Your prognosis means the likely course of your medical condition. CLL behaves very differently in different patients. Prognostic factors cannot predict time to treatment, infection rates, survival etc. in each individual, but you may find it helpful to know what the possible outlook could be for you.
If you want to know the results of tests that can tell you and your doctor about your future outlook with CLL, you may need to ask them. Your consultant haematologist and health care team are the best people to ask. You’ll find it useful to inform yourself first about prognostic factors. This will help you, and the doctor, determine the level of information you are seeking. Not everyone wants all the details.
Only you, as the patient, can ask about your prognosis; those close to you cannot get this information without your permission. Your prognosis will change if you have treatment and according to how well you respond to it.
CLL generally progresses very slowly, and for some patients, survival can be measured in decades.
About one-third of patients will never need treatment. A second third will eventually need treatment. The remaining third require treatment at or shortly after diagnosis.
Staging, described under ‘Diagnosis’, will be a key indicator of how your CLL is progressing. A low stage usually does not require treatment, whereas a high stage usually does.
The following are some of the factors taken into consideration when treatment may be approaching:
This is measured at every CLL appointment with your doctor. If your absolute lymphocyte count (ALC) takes more than 12 months to double, you have a better outlook than those whose count doubles in less than 12 months. But lymphocyte counts may fluctuate, sometimes dramatically, due to infection or stress, so caution is needed in interpreting this data.
For newly diagnosed patients, a range of laboratory tests on a blood sample will give you a broad picture of how your CLL is likely to behave. Not all tests are routinely funded by the NHS.
None of the tests are strictly essential at diagnosis, whereas they become essential if treatment is being considered.
When considering treatment, you should expect as a minimum FISH for 17p and sequencing for TP53. It can be useful for some patients to be tested for IgHV. Discuss this with your consultant. More information on these tests is given below.
Some CLL centres have the facility for tests on-site, and all hospitals have links to centres where tests can be performed.
This is a test for chromosomal abnormalities, which about three-quarters of CLL patients have in their CLL cells. These abnormalities frequently change the expression or function of molecules that result in increased cancer cell growth or survival.
Each chromosome has a short arm called ’p’ and a long arm called ‘q’. The four most common abnormalities in CLL are 17p-, 11q-, +12 and 13q-. ‘-‘ means a bit of the chromosome is missing (a deletion). ‘+’ means there is an extra copy of the chromosome (a trisomy).
13q deletion is associated with a good prognosis. +12 is of neutral prognostic significance. But 11q deletion and 17p deletion are associated with a shorter time to treatment and poorer prognosis. 17p deletion, also known as p53 deletion, is associated with a more rapid disease progression and a poorer response to chemotherapy, so you will be offered an alternative treatment. The negative significance of 11q is no longer seen with some of the current treatment options.

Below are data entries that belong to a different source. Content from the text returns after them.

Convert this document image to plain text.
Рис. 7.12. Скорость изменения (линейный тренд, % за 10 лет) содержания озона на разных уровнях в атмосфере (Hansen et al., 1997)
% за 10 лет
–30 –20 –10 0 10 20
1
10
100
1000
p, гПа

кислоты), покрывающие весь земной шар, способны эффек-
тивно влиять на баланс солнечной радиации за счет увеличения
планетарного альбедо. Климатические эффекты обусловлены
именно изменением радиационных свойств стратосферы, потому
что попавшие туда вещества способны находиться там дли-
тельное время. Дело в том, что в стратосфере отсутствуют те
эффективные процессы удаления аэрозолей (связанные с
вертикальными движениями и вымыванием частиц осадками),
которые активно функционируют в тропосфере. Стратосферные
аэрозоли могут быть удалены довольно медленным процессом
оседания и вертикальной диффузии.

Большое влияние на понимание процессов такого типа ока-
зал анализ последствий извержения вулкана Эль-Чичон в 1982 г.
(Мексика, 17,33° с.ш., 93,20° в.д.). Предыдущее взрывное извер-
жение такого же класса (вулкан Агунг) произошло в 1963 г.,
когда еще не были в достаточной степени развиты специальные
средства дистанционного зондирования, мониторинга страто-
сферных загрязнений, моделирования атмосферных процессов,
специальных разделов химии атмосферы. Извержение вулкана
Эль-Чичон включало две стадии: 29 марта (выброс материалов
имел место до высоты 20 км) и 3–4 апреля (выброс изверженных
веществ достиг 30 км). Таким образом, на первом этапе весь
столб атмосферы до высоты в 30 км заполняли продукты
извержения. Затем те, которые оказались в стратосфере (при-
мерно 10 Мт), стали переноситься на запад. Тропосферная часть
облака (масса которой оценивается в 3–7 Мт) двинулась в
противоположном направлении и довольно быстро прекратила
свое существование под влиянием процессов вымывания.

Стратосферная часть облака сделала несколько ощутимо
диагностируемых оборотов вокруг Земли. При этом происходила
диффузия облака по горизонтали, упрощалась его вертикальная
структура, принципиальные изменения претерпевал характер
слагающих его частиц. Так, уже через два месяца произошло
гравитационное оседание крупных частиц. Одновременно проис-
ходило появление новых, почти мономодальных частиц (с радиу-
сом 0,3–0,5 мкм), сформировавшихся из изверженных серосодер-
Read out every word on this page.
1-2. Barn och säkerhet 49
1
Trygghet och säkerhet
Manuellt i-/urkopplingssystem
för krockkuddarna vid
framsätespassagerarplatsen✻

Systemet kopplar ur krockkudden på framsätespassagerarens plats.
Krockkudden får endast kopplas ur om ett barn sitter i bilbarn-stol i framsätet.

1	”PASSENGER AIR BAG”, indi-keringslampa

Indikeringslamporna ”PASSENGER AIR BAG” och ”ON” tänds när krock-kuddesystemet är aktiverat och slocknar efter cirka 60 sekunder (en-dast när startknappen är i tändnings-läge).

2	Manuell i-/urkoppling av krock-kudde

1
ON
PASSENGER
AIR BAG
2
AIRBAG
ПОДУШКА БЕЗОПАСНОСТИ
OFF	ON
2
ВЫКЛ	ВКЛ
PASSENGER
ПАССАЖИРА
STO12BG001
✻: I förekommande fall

CLL patients with unmutated IgHV genes have a significantly less good prognosis with conventional chemoimmunotherapy than those with mutated IgHV genes.
For patients whose CLL has already progressed to requiring treatment, the most useful prognostic tests are FISH analysis for 17p deletion and sequencing for TP53.
These tests should always be carried out prior to treatment, as some treatments will be less effective, giving shorter remission rates, than other, more appropriate treatments.